Ok, so packets are being sent to the CPU because there’s something special about them. What? You can sniff the RP and send it using ERSPAN to some UNIX box, and run tshark/wireshark there. But in some cases there is no UNIX box (or other sniffer recipient) than can peel off the ERSPAN header and look inside, and you have no machine more directly attached so that you can run SPAN or RSPAN.

Enter debug netdr capture rx. It starts a sniff of punted packets and puts it into a small buffer. When the buffer is full it stops sniffing. If you’re punting a lot of packets this buffer will of course fill fast. Then run show netdr captured-packets to see the packets in the buffer. It’s safe to do on a live system.

When looking at the packets I saw no reason for them to be punted. It was normal IPv4 packets, TTL wasn’t 0, it wasn’t directed to the router itself, a route existed in the routing table for it, etc.. However, all of the packets were destined to addresses within the same /24. And sure enough, when tracerouting to the address it was obviously a routing loop.

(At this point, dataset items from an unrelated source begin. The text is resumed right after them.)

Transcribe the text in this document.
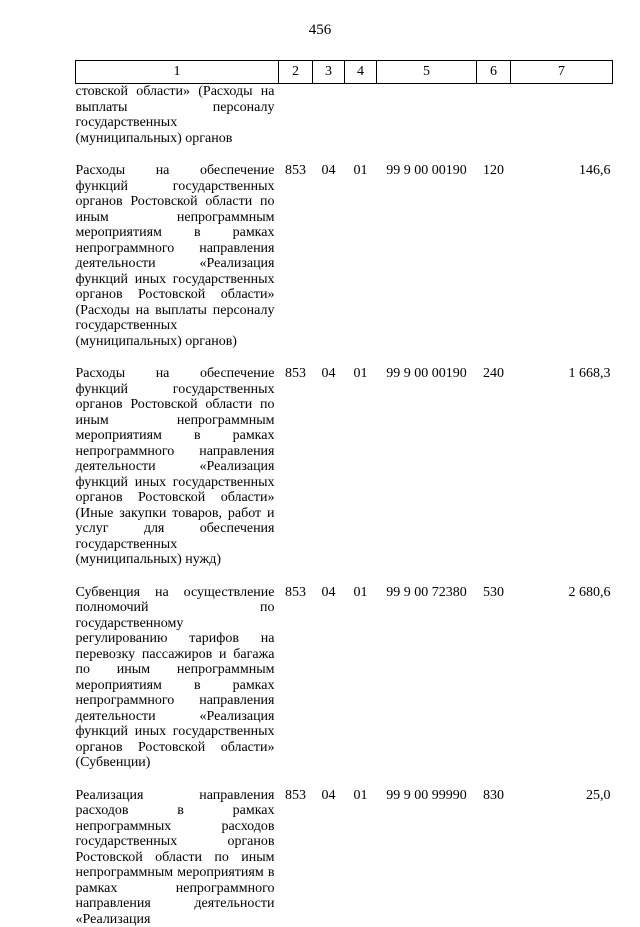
456
1	2	3	4	5	6	7
стовской области» (Расходы на выплаты персоналу государственных (муниципальных) органов						
Расходы на обеспечение функций государственных органов Ростовской области по иным непрограммным мероприятиям в рамках непрограммного направления деятельности «Реализация функций иных государственных органов Ростовской области» (Расходы на выплаты персоналу государственных (муниципальных) органов)	853	04	01	99 9 00 00190	120	146,6
Расходы на обеспечение функций государственных органов Ростовской области по иным непрограммным мероприятиям в рамках непрограммного направления деятельности «Реализация функций иных государственных органов Ростовской области» (Иные закупки товаров, работ и услуг для обеспечения государственных (муниципальных) нужд)	853	04	01	99 9 00 00190	240	1 668,3
Субвенция на осуществление полномочий по государственному регулированию тарифов на перевозку пассажиров и багажа по иным непрограммным мероприятиям в рамках непрограммного направления деятельности «Реализация функций иных государственных органов Ростовской области» (Субвенции)	853	04	01	99 9 00 72380	530	2 680,6
Реализация направления расходов в рамках непрограммных расходов государственных органов Ростовской области по иным непрограммным мероприятиям в рамках непрограммного направления деятельности «Реализация	853	04	01	99 9 00 99990	830	25,0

I fixed the routing loop, and the CPU use dropped by ~10%. I then did a new sniff and found more routing loops that had been misconfigured at the same time. Eventually the interrupt CPU went down to 10%, which was normal for the features and traffic patterns in use. But the total CPU load was still at over 90%.

show proc cpu sorted showed a whole bunch of “Virtual Exec” processes eating most of it. show users revealed that there were multiple logins by user “rancid”. RANCID is a program that logs in now and then and runs a few commands to save configuration changes. Apparently these never had time to finish under the high load, and having 10 of these logged in at the same time caused quite a bit of load in itself, so I kicked them out with clear user vty X.

The CPU went back to normal, and everyone lived happily ever after.

Side nodes

  • I use the term “router” here loosely, since we all know the big secret behind the Cisco 7600.

  • We couldn’t turn off ip unreachables or even rate-limit the punting (mls rate-limit or COPP) because (long story short) that breaks stuff for us. Normally you can, though. But if you’re using it as a “fix” then you may just be fixing the symptoms, not the problem. Had we done it here we would have lowered the CPU use, but the routing loop would still be there.